According to Wikipedia: I know Wikipedia can be wrong. If this is true, what rare dates were found in this stash? I assume most of these coins were collected and are still in BU condition today. Were there any peace dollars or other silver dollars included in these coins?
The stash were all BU coins. Minted and then stored, never circulated. One of the big finds, if memory serves, was the 1903-O, which up to that time was considered a rare key date. Prices were ~$1500 for the coin at the time and the prices plunged. People could go to the treasury and exchange $1000 for a bag of Morgans. I don't believe there were any Peace Dollars, but I might be mistaken.
It must have been exciting. I still dream of a huge stash of 1964 dollar coins being discovered in a vault somewhere....
The 01-O and 98-O were also considered scarce until they were discovered by the bagful in the Treasury releases. Chris
Unless, by "stash" you mean one or two dozen, that wouldn't happen. After all, even if the supposed 1964 Peace Dollar exists, there'd be a very limited number of them that would have been struck for the purpose of review by members of some committee or sub-committee in Congress.

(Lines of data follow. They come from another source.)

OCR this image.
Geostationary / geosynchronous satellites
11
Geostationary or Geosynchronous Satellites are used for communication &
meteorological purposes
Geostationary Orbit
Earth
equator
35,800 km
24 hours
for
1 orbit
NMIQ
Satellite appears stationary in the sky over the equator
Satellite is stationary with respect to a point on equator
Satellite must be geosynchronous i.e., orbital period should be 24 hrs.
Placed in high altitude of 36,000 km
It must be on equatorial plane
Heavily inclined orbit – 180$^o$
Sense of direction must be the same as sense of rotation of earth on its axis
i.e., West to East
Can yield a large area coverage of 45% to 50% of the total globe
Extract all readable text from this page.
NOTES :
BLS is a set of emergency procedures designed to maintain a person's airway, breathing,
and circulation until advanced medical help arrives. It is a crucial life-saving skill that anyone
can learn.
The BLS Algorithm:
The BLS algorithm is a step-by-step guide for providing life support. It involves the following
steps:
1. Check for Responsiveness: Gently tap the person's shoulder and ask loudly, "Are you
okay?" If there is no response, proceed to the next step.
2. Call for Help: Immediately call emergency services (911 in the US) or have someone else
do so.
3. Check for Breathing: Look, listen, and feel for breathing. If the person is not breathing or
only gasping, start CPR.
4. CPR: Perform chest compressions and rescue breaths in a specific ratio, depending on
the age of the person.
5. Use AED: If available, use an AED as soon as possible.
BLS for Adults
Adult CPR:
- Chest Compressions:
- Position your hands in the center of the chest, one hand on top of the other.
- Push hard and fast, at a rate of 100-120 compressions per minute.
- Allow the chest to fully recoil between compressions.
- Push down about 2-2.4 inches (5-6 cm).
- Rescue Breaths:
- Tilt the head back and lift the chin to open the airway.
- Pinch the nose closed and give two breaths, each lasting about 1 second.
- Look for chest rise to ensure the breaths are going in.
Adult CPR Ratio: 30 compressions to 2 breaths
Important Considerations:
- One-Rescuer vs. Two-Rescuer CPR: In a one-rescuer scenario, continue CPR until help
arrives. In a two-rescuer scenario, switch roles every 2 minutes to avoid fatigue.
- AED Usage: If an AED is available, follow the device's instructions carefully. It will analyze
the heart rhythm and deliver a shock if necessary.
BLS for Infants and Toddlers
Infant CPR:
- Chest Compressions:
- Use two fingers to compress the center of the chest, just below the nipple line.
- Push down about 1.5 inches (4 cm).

As some have already mentioned, the 1903 O was the coin that used to be a super-key date, especially in uncirculated grades. When the Treasury released bags of uncirculated 1903 O Morgans, it became a fairly common semi key date overnight. I've read Q David Bower's book on Morgan Dollars, and if I recall correctly, some unscrupulous scheisters went overseas to England, where word of the newly discovered bags was not yet common knowledge, and made a killing selling now common date 1903 Os at key date prices.
Here is all that you will ever need to know about the treasury releases of the early 60's. http://www.pcgs.com/books/silver-dollars/Chapter14-001.aspx It's the best read I have ever seen on the topic with many testimonials.
Heck I'd buy any and all at these prices even circulated common date are below melt and notice 03-o more than 89-cc and 93-s neither of those were found in vaults tho
According to http://www.pcgs.com/News/1964-d-Peace-Dollars-Do-They-Really-Exist, they struck just over 316,000 of them, but they were melted down. Would be exciting if a bag or two of those survived....
There were example of all 13 CC Morgan dollars in the GSA sales, but only a single example of three of them. 1889, 1892 and 1893. Those three coins were randomly sent out in the Mixed CC catagory at $15 each. Two of them are known today still in their OGP, the third has never been reported. Sorry I don't remember which two are still in OGP. No 1893-S dollars were in the GSA sales, but some did come to light in the Treasury distributions before the 1964 cut off.